Child Holocaust survivor Trudie Strobel wasn’t able to speak about her experiences in the Shoah until 35 years ago when she had a nervous breakdown. She found a way to heal through art, specifically by embroidering Judaic tapestries.

“It all started with me coming back from the darkness,” Strobel said. “I then created the Badges of Shame exhibition at the Los Angeles Museum of the Holocaust.” Her collection of 11 dolls, each costumed in the stigmatized attire mandated by centuries of oppressors, is on permanent display at the museum.

Today, Strobel continues to embroider and speaks frequently to students about the Shoah. Her work is displayed in synagogues and museums throughout California. 

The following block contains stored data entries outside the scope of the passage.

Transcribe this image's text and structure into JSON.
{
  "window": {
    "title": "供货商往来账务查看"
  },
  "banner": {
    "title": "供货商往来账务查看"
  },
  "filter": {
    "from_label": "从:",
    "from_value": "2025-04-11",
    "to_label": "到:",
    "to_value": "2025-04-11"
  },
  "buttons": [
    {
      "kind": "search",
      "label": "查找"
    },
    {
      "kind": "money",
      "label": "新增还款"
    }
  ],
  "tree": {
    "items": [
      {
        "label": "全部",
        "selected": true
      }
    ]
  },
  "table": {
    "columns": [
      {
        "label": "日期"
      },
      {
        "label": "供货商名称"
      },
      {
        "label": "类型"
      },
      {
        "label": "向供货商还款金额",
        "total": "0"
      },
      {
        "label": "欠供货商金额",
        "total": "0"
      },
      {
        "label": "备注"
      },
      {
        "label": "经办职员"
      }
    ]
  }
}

“I do feel that it helps the students to connect a little more with all the information they have in school and visiting the museums,” she said. “It in one way gives them a perspective into what happened to one survivor.”

Thanks to a grant from the Dragon Kim Foundation and the support of Remember Us The Bnai Mitzvah Project and The Righteous Conversations Project, Strobel’s tapestries will have an inaugural dedicated exhibition on August 18, 2019 at the Feldman Horn Gallery at Harvard-Westlake School in Studio City. “This exhibit will concentrate on Jewish historical tapestries,” Strobel said. “We have such a rich history. It has given me such a glorious feeling as I do every stitch. My thoughts, all the research I have done, and all of the stitches I have learned since I was a little girl came to fruition.”

“I speak through my pictures, my embroidery, and I am the most privileged person right now.”

Born Gertrude Labuhn in Ukraine, Strobel and her mother were taken by Nazis when she was 4 to a camp in Lodz, Poland. Strobel’s mother was a seamstress, so she was put to work wherever they were sent. Strobel’s interest in art began when she was in a German displaced persons camp. Red Cross volunteers brought the children a box of supplies including pencils and erasers, and Strobel received beads. 

“When I saw those beads, light came into my face,” Strobel recalled. She asked her mother to teach her how to embroider a goose. “She found a pattern of a flying goose [and] taught me how to insert a needle in and out.” Strobel still has that first piece of artwork. She was 6 years old when she and her mother were liberated by American troops.

Strobel’s art and story also will be available in a book titled “Stitched and Sewn: The Lifesaving Art of Holocaust Survivor Trudie Strobel,” by Jody Savin. Prospect Park Books will publish the book in the spring of 2020.

Strobel is an active participant in the Remember Us Holding Hands Program and participated in the Righteous Conversations Project Summer 2019 workshop.

“We can never forget our Holocaust,” Strobel said. “We cannot let this happen in the world again. And that’s why I speak. I speak through my pictures, my embroidery, and I am the most privileged person right now. I can’t tell you how wonderful our community is to me. What else can one say [except] that [I am] blessed?”

Correction: A previous version of this article incorrectly stated that Strobel is a member of the Pomegranate Guild of Judaic Needlework.